Le docteur pénétra dans la cuisine où traînait de la vaisselle sale et qui sentait le conduit d’évier.
— Vous boirez bien un verre de vin ? proposa Rogissard, heureux de trouver un auditeur complaisant.
Selon son habitude, il lamenta sa condition, parla de l’intransigeance de ses chefs, de la dureté de son labeur, de la jalousie de ses camarades, de l’indifférence de sa fille. Il critiquait Claire d’être revenue, alors que Paris lui tendait mille occasions de travailler. Vraiment, elle avait un caractère difficile.
Peu importait à Ferdinand qu’on brossât un vilain tableau de son amour, l’essentiel était qu’on en parlât. Il se délectait du nom de Claire. Et il regardait l’employé de gare avec une tendresse filiale. Il le trouvait touchant, pitoyable et même pittoresque avec ses épais sourcils en bataille et ses yeux fondants pareils à ceux d’un barbet aveugle.

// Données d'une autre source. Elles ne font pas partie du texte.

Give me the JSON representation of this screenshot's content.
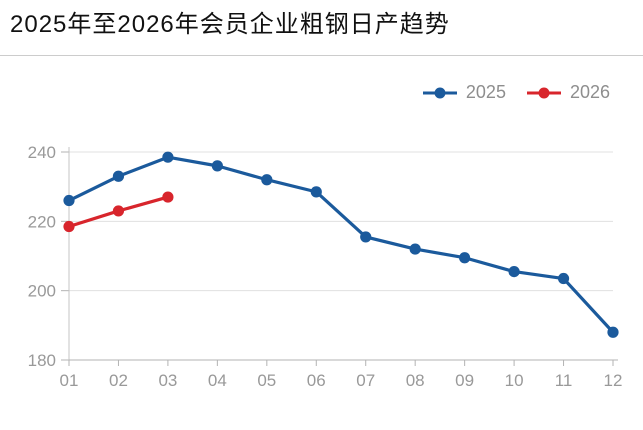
{
  "title": "2025年至2026年会员企业粗钢日产趋势",
  "colors": {
    "title_text": "#111111",
    "legend_text": "#8e8e8e",
    "axis_text": "#999999",
    "axis_line": "#b3b3b3",
    "grid_line": "#e0e0e0",
    "series_2025": "#1b5a9c",
    "series_2026": "#d8252c"
  },
  "legend": {
    "position": "top-right",
    "items": [
      "2025",
      "2026"
    ]
  },
  "chart_data": {
    "type": "line",
    "title": "2025年至2026年会员企业粗钢日产趋势",
    "categories": [
      "01",
      "02",
      "03",
      "04",
      "05",
      "06",
      "07",
      "08",
      "09",
      "10",
      "11",
      "12"
    ],
    "series": [
      {
        "name": "2025",
        "color": "#1b5a9c",
        "values": [
          226,
          233,
          238.5,
          236,
          232,
          228.5,
          215.5,
          212,
          209.5,
          205.5,
          203.5,
          188
        ]
      },
      {
        "name": "2026",
        "color": "#d8252c",
        "values": [
          218.5,
          223,
          227
        ]
      }
    ],
    "xlabel": "",
    "ylabel": "",
    "ylim": [
      180,
      240
    ],
    "yticks": [
      180,
      200,
      220,
      240
    ],
    "grid": "horizontal-only",
    "legend_position": "top-right"
  }
}
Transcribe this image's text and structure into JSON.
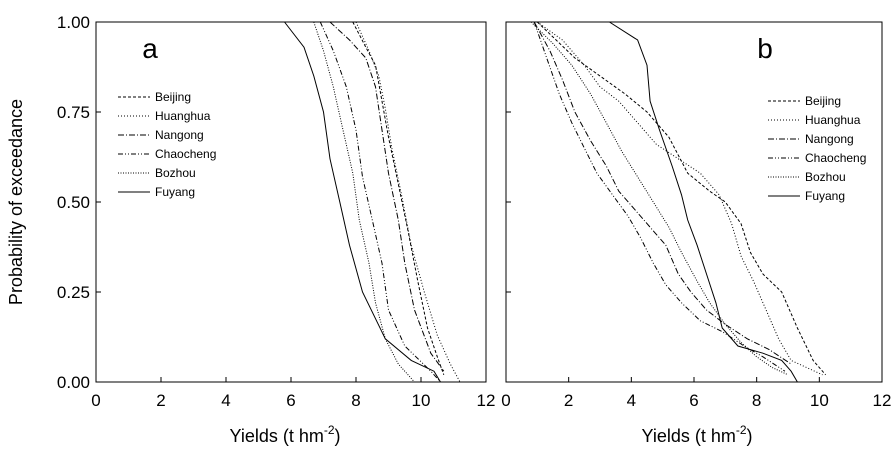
{
  "figure": {
    "y_axis_label": "Probability of exceedance",
    "x_axis_label_prefix": "Yields (t hm",
    "x_axis_label_sup": "-2",
    "x_axis_label_suffix": ")"
  },
  "chart_data": [
    {
      "type": "line",
      "panel_label": "a",
      "xlabel": "Yields (t hm-2)",
      "ylabel": "Probability of exceedance",
      "xlim": [
        0,
        12
      ],
      "ylim": [
        0,
        1
      ],
      "x_ticks": [
        "0",
        "2",
        "4",
        "6",
        "8",
        "10",
        "12"
      ],
      "y_ticks": [
        "0.00",
        "0.25",
        "0.50",
        "0.75",
        "1.00"
      ],
      "grid": false,
      "legend_position": "top-left",
      "series": [
        {
          "name": "Beijing",
          "dash": "3,2",
          "points": [
            [
              7.9,
              1.0
            ],
            [
              8.3,
              0.93
            ],
            [
              8.6,
              0.88
            ],
            [
              8.8,
              0.78
            ],
            [
              9.0,
              0.68
            ],
            [
              9.3,
              0.55
            ],
            [
              9.6,
              0.42
            ],
            [
              9.9,
              0.28
            ],
            [
              10.2,
              0.15
            ],
            [
              10.5,
              0.07
            ],
            [
              10.7,
              0.02
            ]
          ]
        },
        {
          "name": "Huanghua",
          "dash": "1,2",
          "points": [
            [
              8.0,
              1.0
            ],
            [
              8.4,
              0.92
            ],
            [
              8.7,
              0.85
            ],
            [
              8.9,
              0.76
            ],
            [
              9.1,
              0.65
            ],
            [
              9.4,
              0.52
            ],
            [
              9.7,
              0.38
            ],
            [
              10.1,
              0.25
            ],
            [
              10.5,
              0.13
            ],
            [
              10.9,
              0.05
            ],
            [
              11.2,
              0.0
            ]
          ]
        },
        {
          "name": "Nangong",
          "dash": "6,2,1,2",
          "points": [
            [
              7.2,
              1.0
            ],
            [
              7.8,
              0.95
            ],
            [
              8.3,
              0.9
            ],
            [
              8.6,
              0.82
            ],
            [
              8.8,
              0.7
            ],
            [
              9.0,
              0.58
            ],
            [
              9.3,
              0.45
            ],
            [
              9.5,
              0.33
            ],
            [
              9.8,
              0.2
            ],
            [
              10.3,
              0.08
            ],
            [
              10.7,
              0.03
            ]
          ]
        },
        {
          "name": "Chaocheng",
          "dash": "5,2,1,2,1,2",
          "points": [
            [
              6.9,
              1.0
            ],
            [
              7.3,
              0.92
            ],
            [
              7.7,
              0.82
            ],
            [
              8.0,
              0.7
            ],
            [
              8.2,
              0.57
            ],
            [
              8.5,
              0.45
            ],
            [
              8.8,
              0.33
            ],
            [
              9.0,
              0.2
            ],
            [
              9.5,
              0.1
            ],
            [
              10.3,
              0.03
            ],
            [
              10.6,
              0.0
            ]
          ]
        },
        {
          "name": "Bozhou",
          "dash": "1,1.5",
          "points": [
            [
              6.7,
              1.0
            ],
            [
              7.0,
              0.92
            ],
            [
              7.3,
              0.82
            ],
            [
              7.6,
              0.7
            ],
            [
              7.9,
              0.58
            ],
            [
              8.1,
              0.45
            ],
            [
              8.4,
              0.33
            ],
            [
              8.6,
              0.22
            ],
            [
              8.9,
              0.12
            ],
            [
              9.3,
              0.05
            ],
            [
              9.8,
              0.0
            ]
          ]
        },
        {
          "name": "Fuyang",
          "dash": "",
          "points": [
            [
              5.8,
              1.0
            ],
            [
              6.4,
              0.93
            ],
            [
              6.7,
              0.85
            ],
            [
              7.0,
              0.75
            ],
            [
              7.2,
              0.62
            ],
            [
              7.5,
              0.5
            ],
            [
              7.8,
              0.38
            ],
            [
              8.2,
              0.25
            ],
            [
              8.9,
              0.12
            ],
            [
              9.7,
              0.06
            ],
            [
              10.4,
              0.03
            ],
            [
              10.6,
              0.0
            ]
          ]
        }
      ]
    },
    {
      "type": "line",
      "panel_label": "b",
      "xlabel": "Yields (t hm-2)",
      "ylabel": "Probability of exceedance",
      "xlim": [
        0,
        12
      ],
      "ylim": [
        0,
        1
      ],
      "x_ticks": [
        "0",
        "2",
        "4",
        "6",
        "8",
        "10",
        "12"
      ],
      "y_ticks": [],
      "grid": false,
      "legend_position": "right",
      "series": [
        {
          "name": "Beijing",
          "dash": "3,2",
          "points": [
            [
              1.0,
              1.0
            ],
            [
              1.6,
              0.95
            ],
            [
              2.2,
              0.9
            ],
            [
              3.0,
              0.85
            ],
            [
              3.8,
              0.8
            ],
            [
              4.5,
              0.75
            ],
            [
              5.2,
              0.68
            ],
            [
              5.8,
              0.58
            ],
            [
              6.5,
              0.53
            ],
            [
              7.0,
              0.5
            ],
            [
              7.5,
              0.44
            ],
            [
              7.8,
              0.36
            ],
            [
              8.2,
              0.3
            ],
            [
              8.8,
              0.25
            ],
            [
              9.3,
              0.15
            ],
            [
              9.8,
              0.06
            ],
            [
              10.2,
              0.02
            ]
          ]
        },
        {
          "name": "Huanghua",
          "dash": "1,2",
          "points": [
            [
              1.0,
              1.0
            ],
            [
              1.8,
              0.95
            ],
            [
              2.5,
              0.88
            ],
            [
              3.0,
              0.82
            ],
            [
              3.6,
              0.78
            ],
            [
              4.2,
              0.72
            ],
            [
              4.8,
              0.66
            ],
            [
              5.5,
              0.62
            ],
            [
              6.2,
              0.58
            ],
            [
              6.8,
              0.52
            ],
            [
              7.2,
              0.44
            ],
            [
              7.5,
              0.35
            ],
            [
              7.9,
              0.28
            ],
            [
              8.3,
              0.2
            ],
            [
              8.7,
              0.12
            ],
            [
              9.1,
              0.06
            ],
            [
              10.1,
              0.02
            ]
          ]
        },
        {
          "name": "Nangong",
          "dash": "6,2,1,2",
          "points": [
            [
              0.9,
              1.0
            ],
            [
              1.4,
              0.92
            ],
            [
              1.8,
              0.84
            ],
            [
              2.2,
              0.75
            ],
            [
              2.7,
              0.67
            ],
            [
              3.2,
              0.6
            ],
            [
              3.6,
              0.53
            ],
            [
              4.1,
              0.48
            ],
            [
              4.6,
              0.43
            ],
            [
              5.1,
              0.38
            ],
            [
              5.5,
              0.3
            ],
            [
              5.9,
              0.25
            ],
            [
              6.4,
              0.2
            ],
            [
              7.0,
              0.16
            ],
            [
              7.7,
              0.12
            ],
            [
              8.4,
              0.09
            ],
            [
              9.1,
              0.05
            ]
          ]
        },
        {
          "name": "Chaocheng",
          "dash": "5,2,1,2,1,2",
          "points": [
            [
              0.9,
              1.0
            ],
            [
              1.3,
              0.9
            ],
            [
              1.7,
              0.8
            ],
            [
              2.1,
              0.72
            ],
            [
              2.5,
              0.65
            ],
            [
              2.9,
              0.58
            ],
            [
              3.4,
              0.52
            ],
            [
              3.9,
              0.46
            ],
            [
              4.3,
              0.4
            ],
            [
              4.7,
              0.33
            ],
            [
              5.1,
              0.27
            ],
            [
              5.6,
              0.22
            ],
            [
              6.2,
              0.17
            ],
            [
              6.9,
              0.14
            ],
            [
              7.6,
              0.1
            ],
            [
              8.2,
              0.07
            ],
            [
              8.9,
              0.03
            ]
          ]
        },
        {
          "name": "Bozhou",
          "dash": "1,1.5",
          "points": [
            [
              0.8,
              1.0
            ],
            [
              1.5,
              0.94
            ],
            [
              2.1,
              0.88
            ],
            [
              2.7,
              0.8
            ],
            [
              3.2,
              0.72
            ],
            [
              3.7,
              0.64
            ],
            [
              4.2,
              0.57
            ],
            [
              4.7,
              0.5
            ],
            [
              5.2,
              0.43
            ],
            [
              5.6,
              0.36
            ],
            [
              6.1,
              0.28
            ],
            [
              6.5,
              0.22
            ],
            [
              7.0,
              0.16
            ],
            [
              7.5,
              0.11
            ],
            [
              8.0,
              0.07
            ],
            [
              8.5,
              0.04
            ],
            [
              9.0,
              0.02
            ]
          ]
        },
        {
          "name": "Fuyang",
          "dash": "",
          "points": [
            [
              3.3,
              1.0
            ],
            [
              4.2,
              0.95
            ],
            [
              4.5,
              0.88
            ],
            [
              4.6,
              0.78
            ],
            [
              4.9,
              0.7
            ],
            [
              5.3,
              0.6
            ],
            [
              5.6,
              0.52
            ],
            [
              5.8,
              0.45
            ],
            [
              6.1,
              0.38
            ],
            [
              6.4,
              0.3
            ],
            [
              6.7,
              0.22
            ],
            [
              6.9,
              0.15
            ],
            [
              7.4,
              0.1
            ],
            [
              8.2,
              0.08
            ],
            [
              8.8,
              0.06
            ],
            [
              9.1,
              0.03
            ],
            [
              9.3,
              0.0
            ]
          ]
        }
      ]
    }
  ]
}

— Que va-t-elle faire maintenant, grommelait Rogissard, sans ouvrage ici, dans un aussi fichu pays ? Je serai obligé de la nourrir pour sûr.
— Va-t-elle bientôt rentrer ? coupait le médecin à tout moment.
— Oui, je pense, puisque voilà la nuit.
Worms tressaillait au moindre bruit. Chaque fois il souhaitait que ce ne soit pas elle tant son émotion croissait. Il se disait que l’apparition de la jeune fille le ferait tomber en défaillance.
Lorsque Claire survint, une heure plus tard, Ferdinand eut un grand sourire soulagé.
Elle réprima un tressaillement à la vue du docteur et elle fut envahie par une grande joie car il était l’être qu’elle désirait le plus rencontrer.